Sister of Charleston shooter Dylann Roof arrested after allegedly bringing weapons to school

Impact

Morgan Roof — the sister of South Carolina mass shooter Dylann Roof — was arrested on Wednesday after allegedly bringing weapons onto school property.

As thousands of students across the country streamed out of classrooms on Wednesday in a tribute to victims of February’s deadly Parkland, Florida, school shooting, the Washington Post reports that students at A.C. Flora High School in Columbia became concerned about an image 18-year-old Roof posted to Snapchat deriding her classmates who had chosen to participate in the 17-minute walkout.

Uncredited/AP

In a post captured in a screen shot and uploaded to Twitter, Roof wrote that the walkout, dedicated to the 17 students and staff members who had been killed in Florida on Feb. 14., wouldn’t help protesters to achieve their political aims.

“Your walking out for the allowed time of 17 min, they are letting you do this, nothing is gonna change what tf you think it’s gonna do?” she wrote. “I hope it’s a trap and y’all get shot we know it’s fixing to be nothing but black people walkin out anyway.”

According to the Post, Roof was detained and taken to the Alvin S. Glenn Detention Center, where she was later charged with two counts of carrying weapons on school property and possession of marijuana.

In 2015, Roof’s brother, Dylann Roof, became notorious after he walked into a Charleston, South Carolina, church during a Bible study class and killed nine black members of the congregation, admittedly in an attempt to incite a race war. During court proceedings, it was revealed that Roof identified as a white supremacist and had written a manifesto dedicated to his racist beliefs.

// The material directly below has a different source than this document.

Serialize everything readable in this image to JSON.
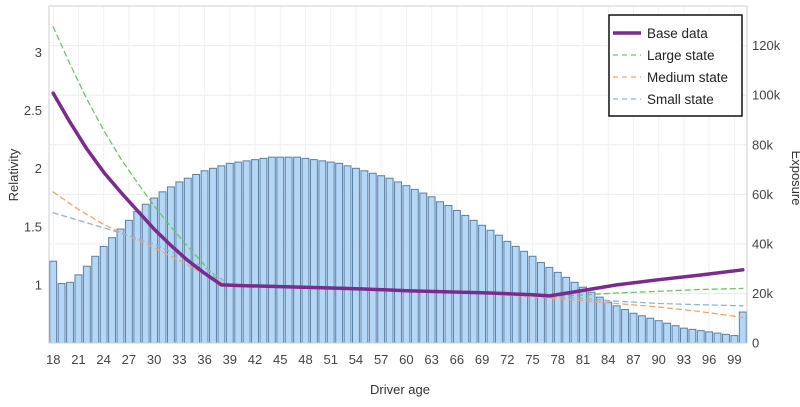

In a statement issued to parents on Wednesday, A.C. Flora school principal Susan Childs acknowledged that “a student [had] used social media to post hateful messages,” during the National Student Walkout, but said that while the posting was extremely inappropriate, it “was not a threat.”

“That student was dealt with in a swift and severe manner as the posting caused quite a disruption,” Childs wrote.

Childs also noted that in an unrelated incident, school resource officers had uncovered an unloaded weapon on school grounds on Wednesday, and said that law enforcement was aiding the school in an investigation of the matter.

On Wednesday, thousands of students across the United States participated in the 17-minute-long walkout ahead of an even larger protest planned by teenage activists for March 24. The walkouts coincided with the one month anniversary of the shooting at Marjory Stoneman Douglas High School in Florida that sparked a movement around tougher gun legislation.

Brandishing signs that read “Save our kids: Make schools safe again,” the walkout, which was organized with the help of the youth branch of the Women’s March, publicly demanded three key actions from Congress: banning assault weapons, mandatory universal background check, and the passage of a gun-violence restraining order to allow courts to strip individuals displaying signs of violent behavior of their weapons.

“By more than one school doing this, it shows politicians and lawmakers that we want change to happen,” Stoneman Douglas senior Audrey Diaz told CNN. “And the next generation is prepared to make that happen.”